What about medicine?  Well, there wasn't much.  Quinine did work on malaria, but it was also given for almost any "ague", or recurring fever.  One of the most widely used drugs was calomel, mercurous chloride, which was used for such things as syphilis and yellow fever.  It didn't cure either of them, but it gave wonderful proof that it was strong medicine:  mercury [poisoning] made people salivate like a mad dog, then lose their teeth, and perhaps their hair.  A thorough purging indeed.  And let us not forget alcohol. Whenever you read in the literature about someone being given "cordials" that is some form of alcohol.  A lot of people died in a prescribed drunk.  Supposedly Oscar Wilde, being prescribed champagne on his deathbed, said, "I am dying as I have lived, above my means".

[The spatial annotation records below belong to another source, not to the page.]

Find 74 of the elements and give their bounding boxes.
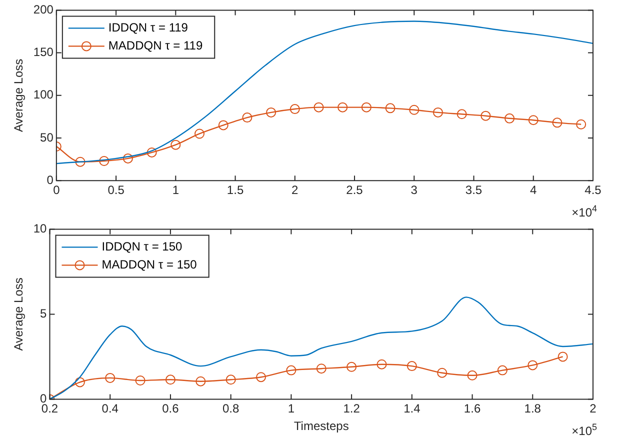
x-tick-label: 1.2 xyxy=(343,402,360,416)
point xyxy=(165,374,176,385)
point xyxy=(226,374,236,385)
point xyxy=(558,352,568,362)
x-tick-label: 3 xyxy=(410,183,418,198)
point xyxy=(528,115,538,126)
line-series xyxy=(56,20,593,164)
y-tick-label: 5 xyxy=(40,306,48,321)
point xyxy=(385,103,396,114)
y-tick-label: 200 xyxy=(33,2,54,17)
x-tick-label: 2.5 xyxy=(346,183,364,198)
point xyxy=(432,107,443,118)
point xyxy=(122,153,133,164)
point xyxy=(314,102,324,112)
x-tick-label: 4 xyxy=(530,183,538,198)
point xyxy=(338,102,348,112)
point xyxy=(437,368,448,378)
y-tick-label: 100 xyxy=(33,88,54,102)
x-tick-label: 2 xyxy=(590,402,597,416)
x-tick-label: 0.6 xyxy=(162,402,180,416)
x-tick-label: 1.8 xyxy=(524,402,542,416)
x-tick-label: 4.5 xyxy=(584,183,602,198)
point xyxy=(480,110,491,121)
legend-label: MADDQN τ = 150 xyxy=(102,258,198,272)
point xyxy=(528,360,538,370)
point xyxy=(316,364,326,374)
point xyxy=(74,377,85,388)
point xyxy=(99,156,110,166)
x-tick-label: 1 xyxy=(288,402,295,416)
point xyxy=(346,362,357,372)
x-tick-label: 1.5 xyxy=(226,183,244,198)
point xyxy=(218,120,228,130)
point xyxy=(194,128,205,139)
x-tick-label: 0.8 xyxy=(222,402,240,416)
point xyxy=(467,370,478,380)
x-tick-label: 0.2 xyxy=(41,402,58,416)
point xyxy=(105,372,116,383)
point xyxy=(552,118,562,128)
y-tick-label: 10 xyxy=(33,222,48,236)
x-tick-label: 1 xyxy=(172,183,180,198)
legend-label: IDDQN τ = 150 xyxy=(102,240,183,254)
x-tick-label: 3.5 xyxy=(465,183,482,198)
legend-label: MADDQN τ = 119 xyxy=(108,38,203,53)
point xyxy=(409,104,420,115)
point xyxy=(242,112,252,123)
point xyxy=(266,107,276,118)
point xyxy=(75,156,86,167)
y-tick-label: 50 xyxy=(40,130,54,144)
point xyxy=(504,113,515,124)
x-tick-label: 1.6 xyxy=(464,402,481,416)
y-axis-title: Average Loss xyxy=(12,58,26,132)
y-tick-label: 150 xyxy=(33,45,54,60)
legend-label: IDDQN τ = 119 xyxy=(108,20,188,35)
point xyxy=(256,372,266,382)
point xyxy=(170,140,181,150)
point xyxy=(456,109,467,120)
line-series xyxy=(50,296,593,400)
point xyxy=(290,104,300,114)
point xyxy=(361,102,372,112)
x-tick-label: 0.5 xyxy=(108,183,125,198)
y-axis-title: Average Loss xyxy=(12,278,26,351)
x-tick-label: 0.4 xyxy=(102,402,119,416)
point xyxy=(497,365,508,376)
point xyxy=(286,365,296,376)
point xyxy=(196,376,206,386)
point xyxy=(406,361,417,372)
point xyxy=(146,147,157,158)
x-tick-label: 2 xyxy=(292,183,299,198)
point xyxy=(376,359,387,370)
point xyxy=(576,119,586,130)
y-tick-label: 0 xyxy=(46,172,54,187)
x-axis-title: Timesteps xyxy=(294,419,349,434)
point xyxy=(135,376,146,386)
x-tick-label: 1.4 xyxy=(404,402,421,416)
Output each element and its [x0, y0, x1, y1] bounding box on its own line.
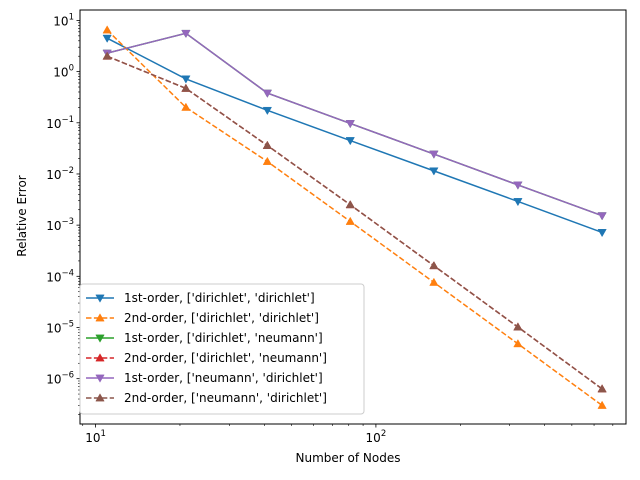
- legend-label: 1st-order, ['dirichlet', 'neumann']: [124, 331, 323, 345]
- data-point: [597, 212, 607, 221]
- data-point: [262, 106, 272, 116]
- legend-label: 2nd-order, ['neumann', 'dirichlet']: [124, 391, 327, 405]
- legend-label: 1st-order, ['neumann', 'dirichlet']: [124, 371, 323, 385]
- data-point: [262, 89, 272, 98]
- data-point: [181, 29, 191, 39]
- y-axis-label: Relative Error: [15, 175, 29, 257]
- legend-marker: [95, 313, 105, 322]
- data-point: [102, 34, 112, 43]
- data-point: [429, 167, 439, 176]
- legend-label: 2nd-order, ['dirichlet', 'dirichlet']: [124, 311, 319, 325]
- legend-label: 2nd-order, ['dirichlet', 'neumann']: [124, 351, 327, 365]
- data-point: [345, 137, 355, 146]
- legend-marker: [95, 374, 105, 383]
- legend-item: 1st-order, ['neumann', 'dirichlet']: [86, 371, 323, 385]
- series-5: [102, 29, 607, 221]
- series-6: [102, 51, 607, 393]
- data-point: [429, 150, 439, 159]
- data-point: [102, 25, 112, 34]
- data-point: [345, 120, 355, 129]
- legend-marker: [95, 294, 105, 303]
- legend-item: 1st-order, ['dirichlet', 'neumann']: [86, 331, 323, 345]
- plot-frame: [79, 9, 627, 425]
- data-point: [345, 200, 355, 209]
- legend-item: 2nd-order, ['dirichlet', 'dirichlet']: [86, 311, 319, 325]
- legend-box: [79, 283, 365, 415]
- y-tick-label: 100: [53, 64, 74, 80]
- legend-item: 1st-order, ['dirichlet', 'dirichlet']: [86, 291, 315, 305]
- legend-item: 2nd-order, ['dirichlet', 'neumann']: [86, 351, 327, 365]
- legend-marker: [95, 393, 105, 402]
- data-point: [513, 322, 523, 331]
- series-1: [102, 34, 607, 238]
- series-2: [102, 25, 607, 409]
- y-tick-label: 101: [53, 12, 74, 28]
- legend-label: 1st-order, ['dirichlet', 'dirichlet']: [124, 291, 315, 305]
- legend-marker: [95, 334, 105, 343]
- data-point: [262, 140, 272, 149]
- y-tick-label: 10−5: [46, 319, 74, 335]
- series-line: [106, 32, 603, 217]
- data-point: [262, 156, 272, 165]
- data-point: [345, 216, 355, 225]
- data-point: [429, 277, 439, 286]
- x-tick-label: 101: [85, 429, 106, 445]
- data-point: [181, 102, 191, 111]
- y-tick-label: 10−6: [46, 371, 74, 387]
- data-point: [429, 261, 439, 270]
- plot-area: [102, 25, 607, 409]
- x-tick-label: 102: [366, 429, 387, 445]
- data-point: [181, 75, 191, 84]
- legend-item: 2nd-order, ['neumann', 'dirichlet']: [86, 391, 327, 405]
- data-point: [597, 400, 607, 409]
- data-point: [597, 229, 607, 238]
- series-line: [106, 37, 603, 234]
- x-axis-ticks: 101 102: [82, 424, 614, 445]
- y-tick-label: 10−2: [46, 166, 74, 182]
- y-tick-label: 10−1: [46, 115, 74, 131]
- data-point: [513, 198, 523, 207]
- data-point: [181, 83, 191, 92]
- legend: 1st-order, ['dirichlet', 'dirichlet'] 2nd…: [79, 283, 365, 415]
- data-point: [513, 181, 523, 190]
- y-axis-ticks: 10−6 10−5 10−4 10−3 10−2 10−1 100 101: [46, 12, 80, 415]
- data-point: [102, 51, 112, 60]
- y-tick-label: 10−4: [46, 268, 74, 284]
- y-tick-label: 10−3: [46, 217, 74, 233]
- data-point: [597, 384, 607, 393]
- x-axis-label: Number of Nodes: [296, 451, 401, 465]
- data-point: [513, 339, 523, 348]
- legend-marker: [95, 353, 105, 362]
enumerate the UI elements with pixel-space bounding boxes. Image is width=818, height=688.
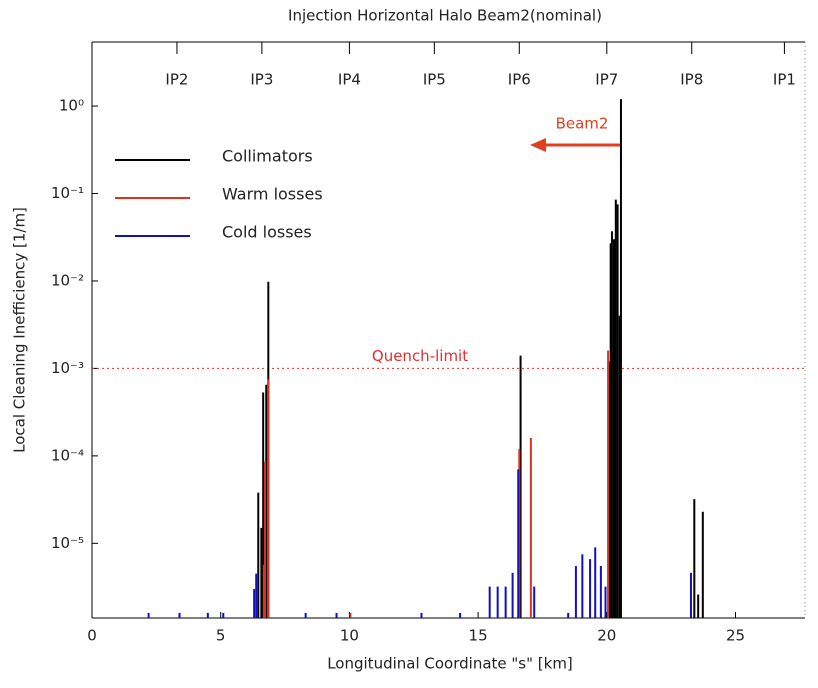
x-tick-label: 15 (469, 627, 488, 645)
y-tick-label: 10⁻² (51, 271, 84, 289)
chart-title: Injection Horizontal Halo Beam2(nominal) (288, 7, 602, 25)
beam-label: Beam2 (556, 115, 609, 133)
legend-label: Warm losses (222, 185, 323, 204)
x-tick-label: 25 (726, 627, 745, 645)
x-tick-label: 5 (216, 627, 226, 645)
x-tick-label: 0 (87, 627, 97, 645)
x-tick-label: 10 (340, 627, 359, 645)
ip-label: IP7 (595, 71, 618, 89)
beam-arrow-head (530, 138, 546, 152)
ip-label: IP3 (250, 71, 273, 89)
y-tick-label: 10⁻¹ (51, 184, 84, 202)
y-tick-label: 10⁻⁴ (51, 446, 84, 464)
ip-label: IP4 (338, 71, 361, 89)
ip-label: IP5 (423, 71, 446, 89)
y-tick-label: 10⁰ (59, 97, 84, 115)
quench-limit-label: Quench-limit (372, 347, 468, 365)
y-tick-label: 10⁻³ (51, 359, 84, 377)
x-axis-label: Longitudinal Coordinate "s" [km] (327, 655, 573, 673)
ip-label: IP6 (508, 71, 531, 89)
legend-label: Collimators (222, 147, 313, 166)
ip-label: IP1 (773, 71, 796, 89)
ip-label: IP8 (680, 71, 703, 89)
y-tick-label: 10⁻⁵ (51, 534, 84, 552)
legend-label: Cold losses (222, 223, 312, 242)
y-axis-label: Local Cleaning Inefficiency [1/m] (11, 207, 29, 453)
ip-label: IP2 (165, 71, 188, 89)
x-tick-label: 20 (597, 627, 616, 645)
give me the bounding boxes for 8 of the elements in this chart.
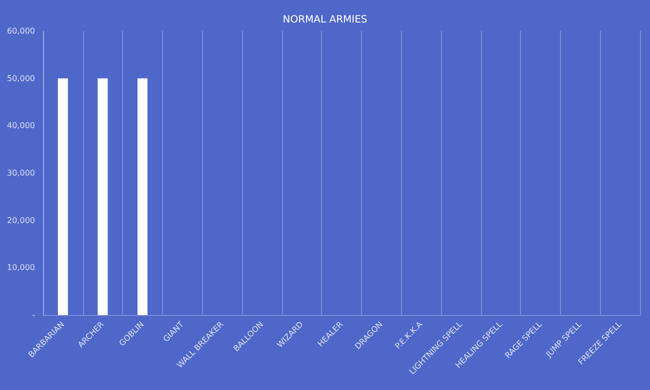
y-tick-label: 30,000	[7, 168, 35, 178]
y-tick-label: 60,000	[7, 26, 35, 36]
y-tick-label: 50,000	[7, 74, 35, 83]
chart-title: NORMAL ARMIES	[282, 14, 368, 26]
y-tick-label: -	[32, 310, 36, 320]
y-tick-label: 20,000	[7, 216, 35, 225]
y-tick-label: 40,000	[7, 121, 35, 130]
y-tick-label: 10,000	[7, 263, 35, 272]
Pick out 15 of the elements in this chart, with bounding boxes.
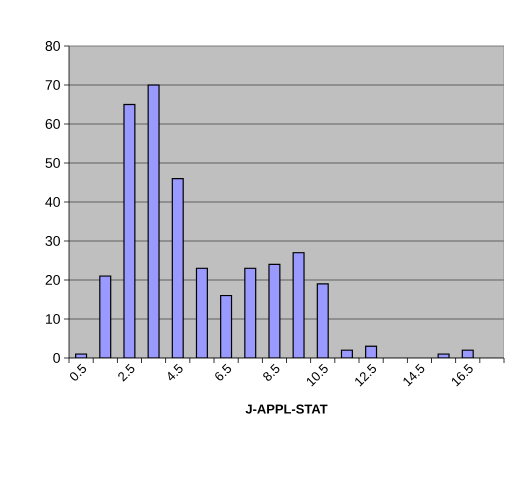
y-tick-label: 20 [46,275,60,285]
x-tick-label: 8.5 [263,364,280,381]
x-tick-label: 4.5 [168,364,183,380]
x-axis-title: J-APPL-STAT [246,404,328,414]
y-tick-label: 0 [53,353,60,363]
x-tick-label: 2.5 [118,364,134,382]
y-tick-label: 80 [46,41,60,51]
x-tick-label: 6.5 [215,364,232,380]
y-tick-label: 30 [46,236,60,246]
y-tick-label: 60 [46,119,60,129]
y-tick-label: 50 [46,158,60,168]
y-tick-label: 70 [46,80,60,90]
y-tick-label: 40 [45,197,60,207]
x-tick-label: 0.5 [70,364,86,381]
y-tick-label: 10 [46,314,60,324]
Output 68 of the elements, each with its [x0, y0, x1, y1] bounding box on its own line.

There were a few things that worked:   As I mentioned in a previous blog ("Arsenic and Old Lace") there was opium in its various forms, especially laudanum (alcohol and opium combined - the pause that refreshes and the mother's friend).  Cocaine was used as a numbing agent, a stimulate, and even, apparently as a cure for dandruff.  There was an effective smallpox inoculation, using live disease material.  This was risky, because many patients got smallpox from the inoculation, and some died.  Even more effective was Dr. Jenner's vaccination using cowpox, which ran far less risk of infection and death.  While smallpox was never eradicated (not enough people were either able to get the vaccination or were willing to run the risks), at least it became rarer.

Basically, before 1945, the best thing to do for your health was to choose your parents wisely.  And not get in accidents, wars, or be pregnant.  If you could survive birth, infancy, early childhood (all of which wiped out about 50% of the population), and then could manage to not die in accidents (a simple scratch could give you blood poisoning or tetanus), childbirth, epidemics or war, you could become very, very old.  And be remarkably healthy the whole time.  Eleanor of Aquitaine had 10 children, a complex and busy life, and still managed to live active and healthy until she was 82.  The philosopher Fontenelle (1657-1757) was known for his intellect and his womanizing.  (He said to Madame Helvetius, when he met her in his late 90s, "Ah Madame, if only I were eighty again!")  A medieval letter from a visiting priest to an abbey offered birthday wishes to Brother Narcissus, on the occasion of his 116th birthday.

Good genes?  Undoubtedly.  And darned little bleeding, sweating, or purging.